At least once a year, a video circulates on the internet featuring a 1980s work crew where only one person is shoveling while the others are happily supporting him. This is often seen as a typical example of socialism and the unemployment within factory gates. We joke about it, accept it as a stereotype, and in the meantime, we might not necessarily think about the fact that there were real professionals, good initiatives, products, hard-working people, too, and that low efficiency wasn’t entirely obvious.
Considering that I was just graduating from kindergarten in 1989, my only memory is how much overtime my dad did. But later, when I started working, I met the lean philosophy in an unusual setup, well before lean became widespread in Hungary.

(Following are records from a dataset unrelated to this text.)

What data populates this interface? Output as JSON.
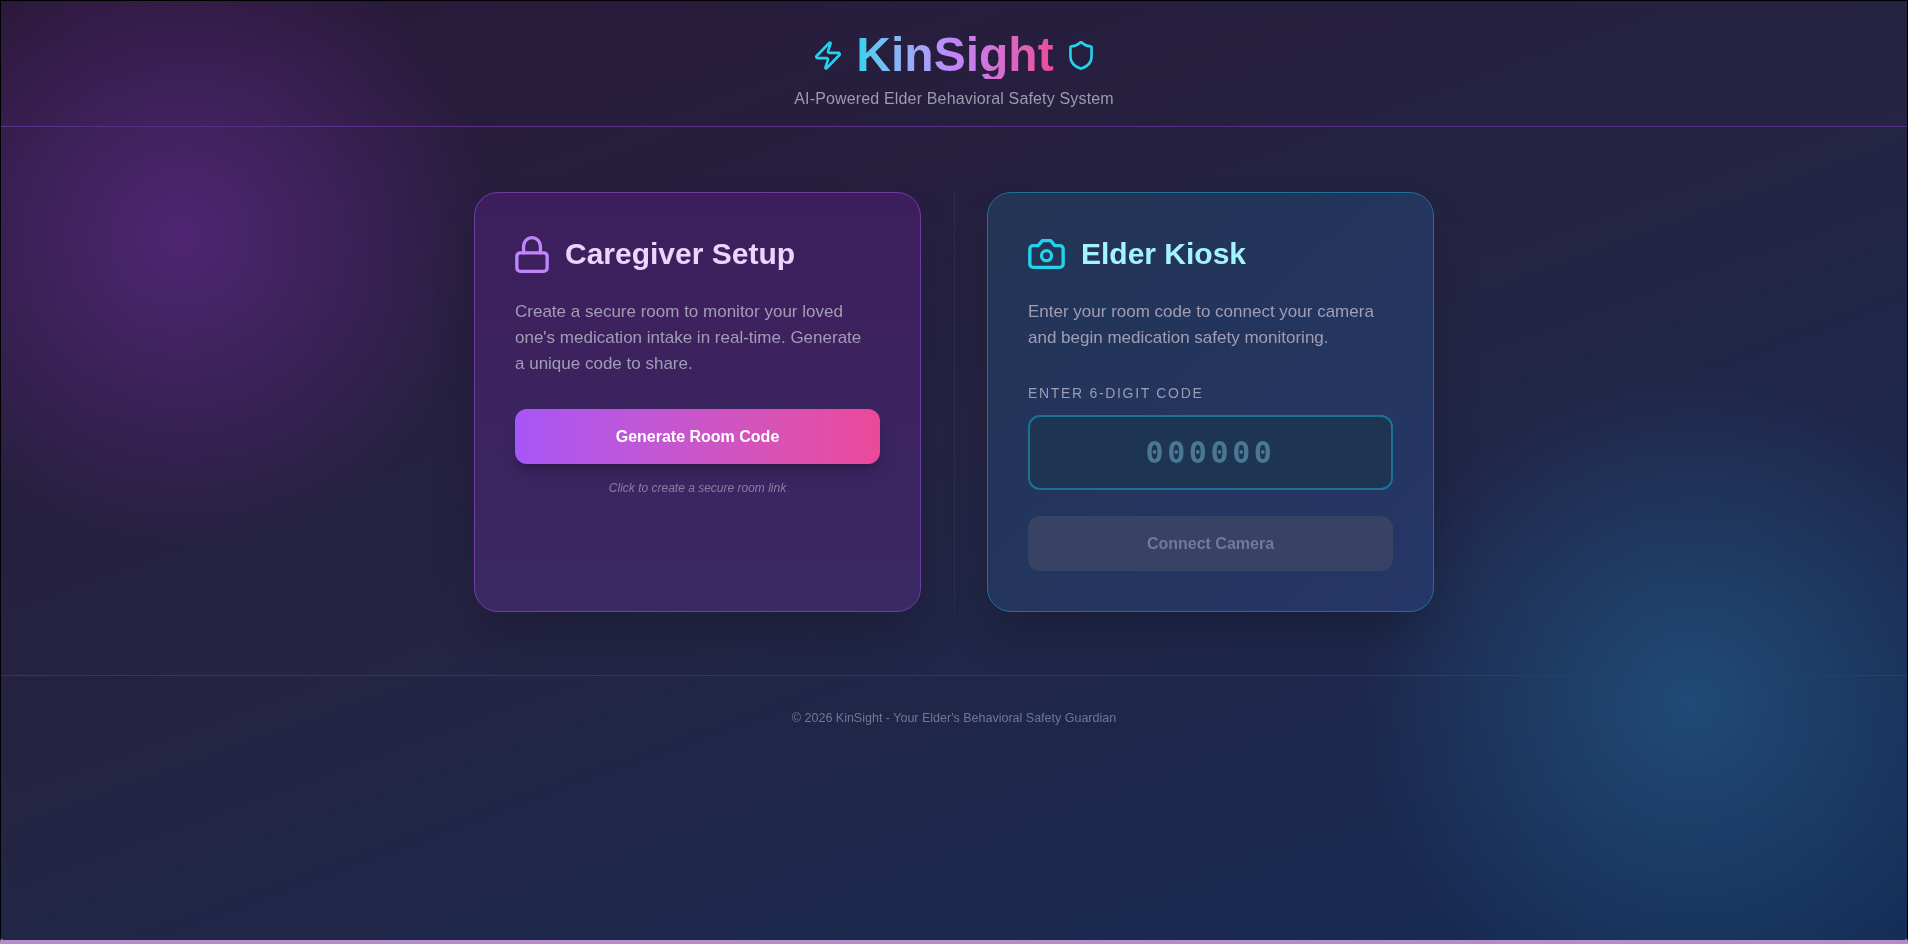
{
  "header": {
    "title": "KinSight",
    "subtitle": "AI-Powered Elder Behavioral Safety System"
  },
  "cards": [
    {
      "kind": "caregiver",
      "title": "Caregiver Setup",
      "description": "Create a secure room to monitor your loved one's medication intake in real-time. Generate a unique code to share.",
      "button": {
        "label": "Generate Room Code",
        "disabled": false
      },
      "hint": "Click to create a secure room link"
    },
    {
      "kind": "kiosk",
      "title": "Elder Kiosk",
      "description": "Enter your room code to connect your camera and begin medication safety monitoring.",
      "field": {
        "label": "ENTER 6-DIGIT CODE",
        "placeholder": "000000"
      },
      "button": {
        "label": "Connect Camera",
        "disabled": true
      }
    }
  ],
  "footer": {
    "text": "© 2026 KinSight - Your Elder's Behavioral Safety Guardian"
  }
}
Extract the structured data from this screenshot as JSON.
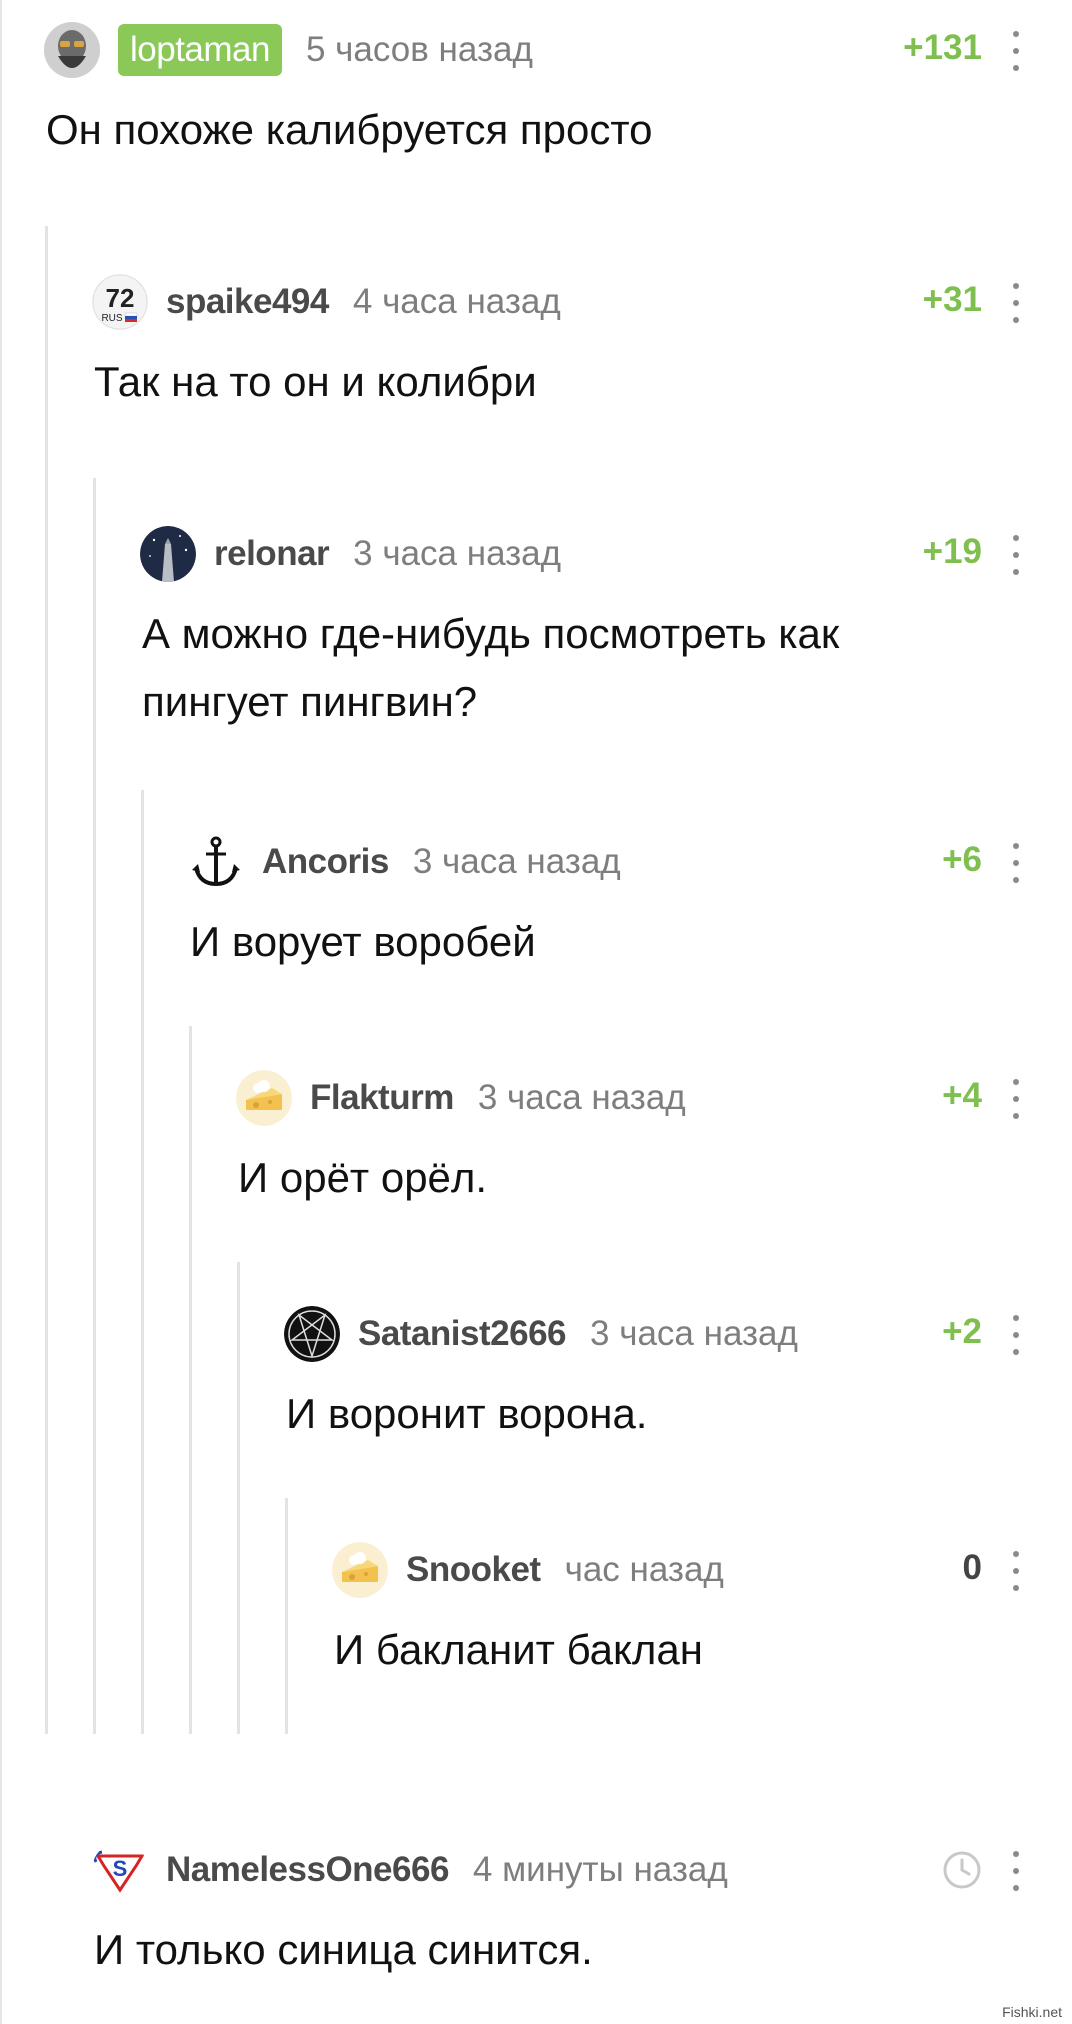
{
  "comments": [
    {
      "author": "loptaman",
      "time": "5 часов назад",
      "rating": "+131",
      "text": "Он похоже калибруется просто",
      "avatar": "bearded-man-avatar"
    },
    {
      "author": "spaike494",
      "time": "4 часа назад",
      "rating": "+31",
      "text": "Так на то он и колибри",
      "avatar": "car-plate-72-rus-avatar",
      "avatar_text": {
        "number": "72",
        "region": "RUS"
      }
    },
    {
      "author": "relonar",
      "time": "3 часа назад",
      "rating": "+19",
      "text_lines": [
        "А можно где-нибудь посмотреть как",
        "пингует пингвин?"
      ],
      "avatar": "night-sky-tower-avatar"
    },
    {
      "author": "Ancoris",
      "time": "3 часа назад",
      "rating": "+6",
      "text": "И ворует воробей",
      "avatar": "anchor-avatar"
    },
    {
      "author": "Flakturm",
      "time": "3 часа назад",
      "rating": "+4",
      "text": "И орёт орёл.",
      "avatar": "default-cheese-avatar"
    },
    {
      "author": "Satanist2666",
      "time": "3 часа назад",
      "rating": "+2",
      "text": "И воронит ворона.",
      "avatar": "pentagram-avatar"
    },
    {
      "author": "Snooket",
      "time": "час назад",
      "rating": "0",
      "text": "И бакланит баклан",
      "avatar": "default-cheese-avatar"
    },
    {
      "author": "NamelessOne666",
      "time": "4 минуты назад",
      "rating_icon": "clock-icon",
      "text": "И только синица синится.",
      "avatar": "superman-logo-avatar"
    }
  ],
  "watermark": "Fishki.net",
  "colors": {
    "rating_positive": "#7fbf4f",
    "badge": "#8ac858",
    "author": "#4a4a4a",
    "time": "#7e7e7e",
    "thread_line": "#e3e3e3"
  }
}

As a fresh graduate, I worked in logistics at a small assembly company. The plant was managed by an old colleague, who had been a leader at a large, well-known socialist automotive factory next door for over 40 years before he retired and took on this job as a favor and to avoid boredom. He was much older than us and not particularly talkative. All we saw was that he walked silently around the plant all day, from one end of the assembly line to the other, stopping at each workstation, observing for a long time. All we saw was walking, standing, watching, thinking, walking, standing, watching, thinking. And we knew the workers didn’t like him because he was strict. He wasn’t popular, and there was a general lack of understanding about why he was even there.
Then one day, for some reason, he spoke about production, and I finally understood. He stood and watched, observing, measuring which operation took too long, whether the tool was suitable for the task, how much the worker had to walk to gather everything needed for their work, where the desk arrangement hindered the work, or where the workflow elements interfered with each other. He observed, mentally analyzing spaghetti diagrams and statistics, and decided on small changes. The result was that within a year, instead of assembling around 80 units, they were producing 125-130 units daily. This was a 55-60% performance improvement, which absolutely deserved recognition. It was no longer a question why his presence was necessary.

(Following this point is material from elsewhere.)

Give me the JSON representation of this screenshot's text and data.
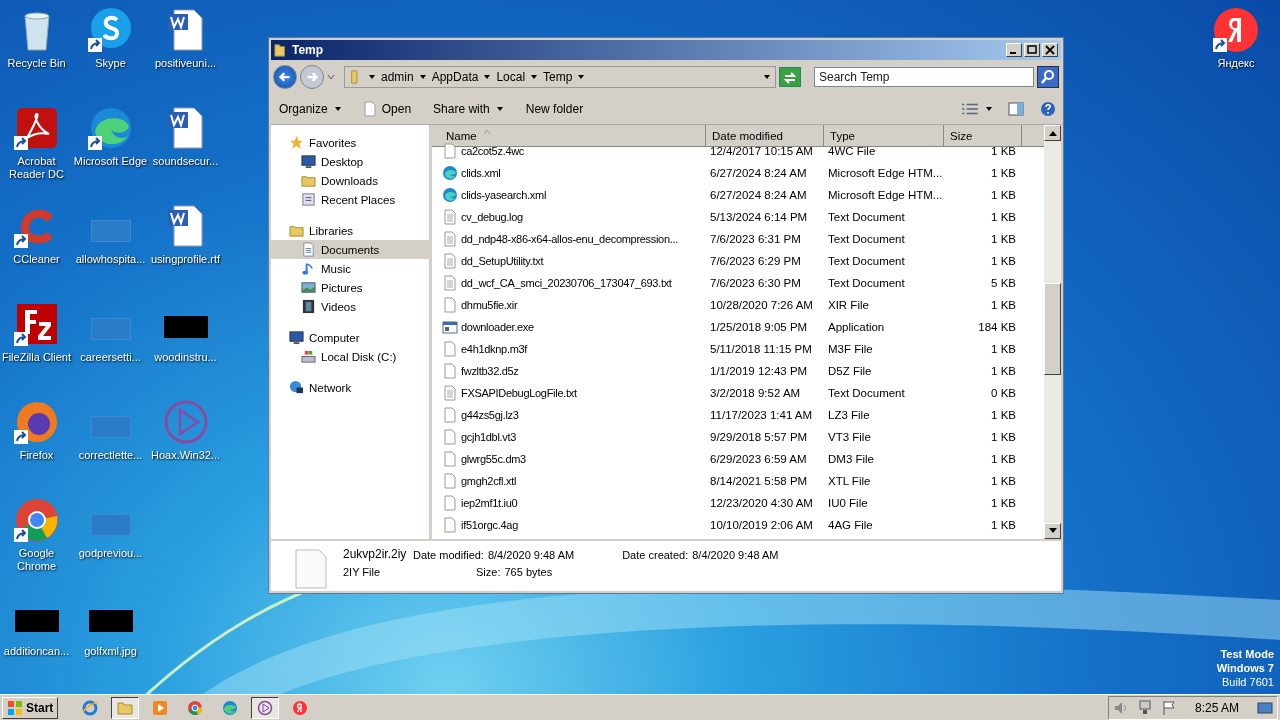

Later, when I was involved in production and learned about lean, it also struck me how interestingly anachronistic his actions were. He simultaneously brought in the experience, leadership style, and atmosphere of the previous economic system, while also being ahead of his time concerning lean. He was instinctively practicing lean long before the lean philosophy was widely known in Hungary, and it would take another good ten years for its widespread adoption.

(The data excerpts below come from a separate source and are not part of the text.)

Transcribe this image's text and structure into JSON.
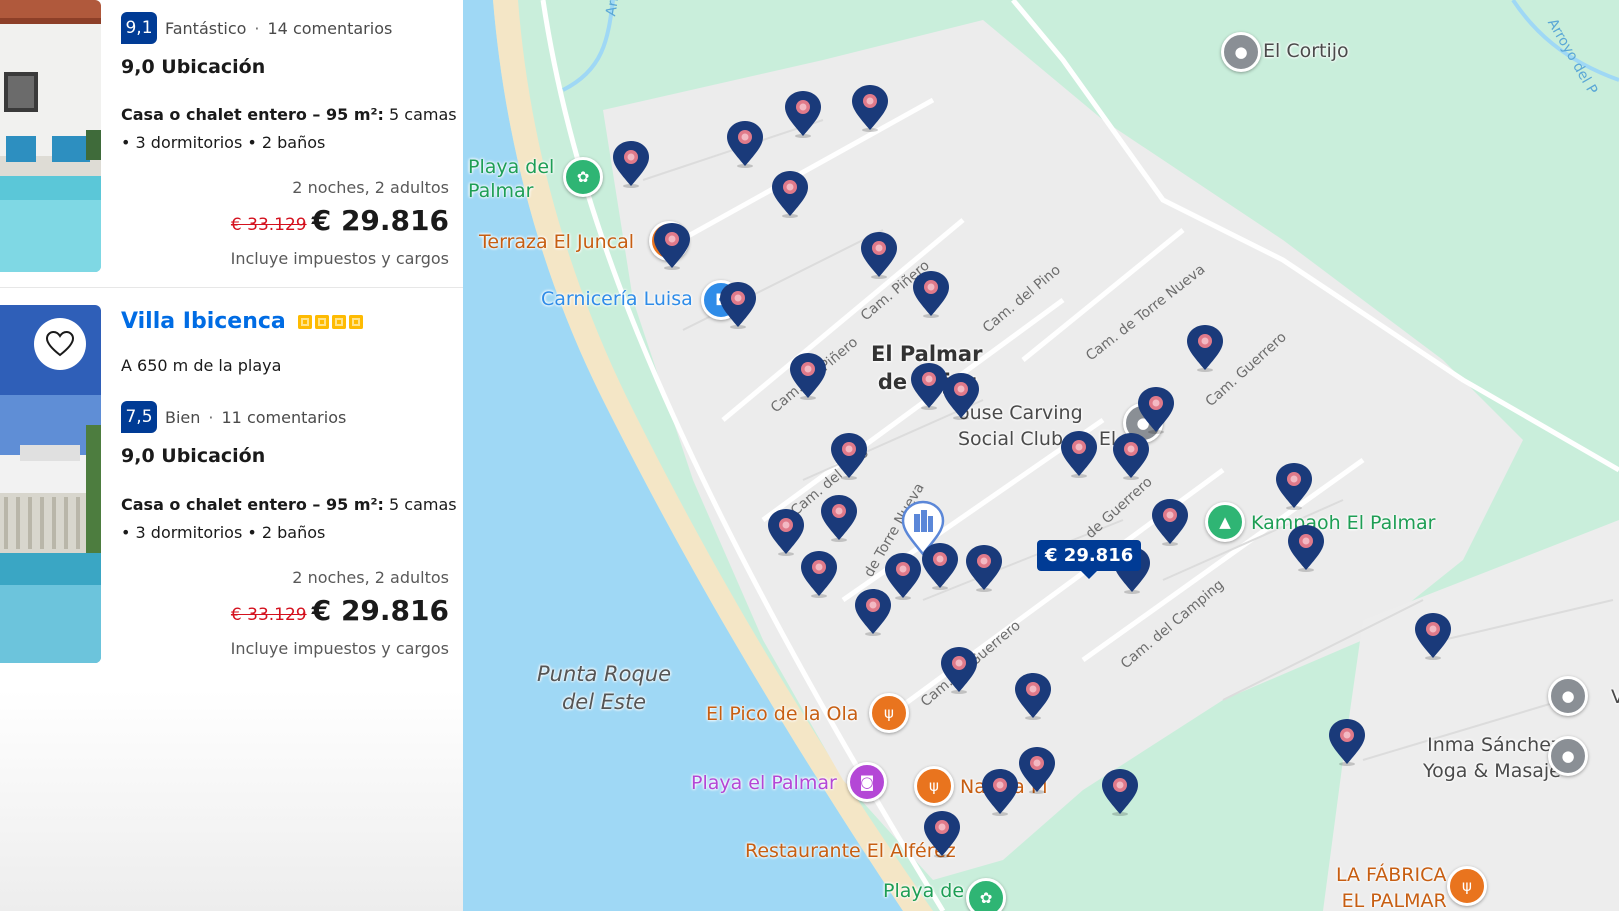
{
  "listings": [
    {
      "score": "9,1",
      "score_label": "Fantástico",
      "reviews": "14 comentarios",
      "location_score": "9,0 Ubicación",
      "type": "Casa o chalet entero – 95 m²:",
      "beds": "5 camas",
      "rooms": "• 3 dormitorios • 2 baños",
      "nights": "2 noches, 2 adultos",
      "old_price": "€ 33.129",
      "price": "€ 29.816",
      "taxes": "Incluye impuestos y cargos"
    },
    {
      "name": "Villa Ibicenca",
      "stars": 4,
      "distance": "A 650 m de la playa",
      "score": "7,5",
      "score_label": "Bien",
      "reviews": "11 comentarios",
      "location_score": "9,0 Ubicación",
      "type": "Casa o chalet entero – 95 m²:",
      "beds": "5 camas",
      "rooms": "• 3 dormitorios • 2 baños",
      "nights": "2 noches, 2 adultos",
      "old_price": "€ 33.129",
      "price": "€ 29.816",
      "taxes": "Incluye impuestos y cargos"
    }
  ],
  "map": {
    "town": "El Palmar\nde Vejer",
    "area": "Punta Roque\ndel Este",
    "selected_price": "€ 29.816",
    "places": {
      "el_cortijo": "El Cortijo",
      "playa_del_palmar": "Playa del\nPalmar",
      "terraza": "Terraza El Juncal",
      "carniceria": "Carnicería Luisa",
      "carving": "ouse Carving\nSocial Club en El...",
      "kampaoh": "Kampaoh El Palmar",
      "pico": "El Pico de la Ola",
      "playa_el_palmar": "Playa el Palmar",
      "natura": "Natura Pl",
      "alferez": "Restaurante El Alférez",
      "playa_de": "Playa de",
      "inma": "Inma Sánchez\nYoga & Masaje",
      "fabrica": "LA FÁBRICA,\nEL PALMAR",
      "v_cut": "V",
      "arroyo1": "Arroyo",
      "arroyo2": "Arroyo del P"
    },
    "streets": {
      "pino1": "Cam. del Pino",
      "pino2": "Cam. del Pino",
      "pinero": "Cam. De Piñero",
      "pinero2": "Cam. Piñero",
      "torre": "Cam. de Torre Nueva",
      "guerrero1": "Cam. Guerrero",
      "guerrero2": "de Guerrero",
      "guerrero3": "Cam. de Guerrero",
      "camping": "Cam. del Camping",
      "torre2": "de Torre Nueva"
    },
    "colors": {
      "water": "#9fd8f5",
      "land": "#c9eedb",
      "urban": "#ececec",
      "sand": "#f4e6c6",
      "pin": "#1a3a7a",
      "poi_orange": "#e9741e",
      "poi_green": "#2fb574",
      "poi_blue": "#2f8ce8",
      "poi_purple": "#b447d6",
      "poi_grey": "#8a8f95"
    }
  }
}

This experience taught me two important lessons: first, efficiency can be improved anywhere, anytime, without any particular pre-training, using common sense. Second, it’s worthwhile to learn the theoretical background, principles, and tools, to read case studies, and exchange experiences because it makes our job much easier if we don’t have to invent everything from scratch but can use tried and tested methods for analysis. Not everyone has this instinctively, but it’s absolutely learnable—both the toolkit and the mindset.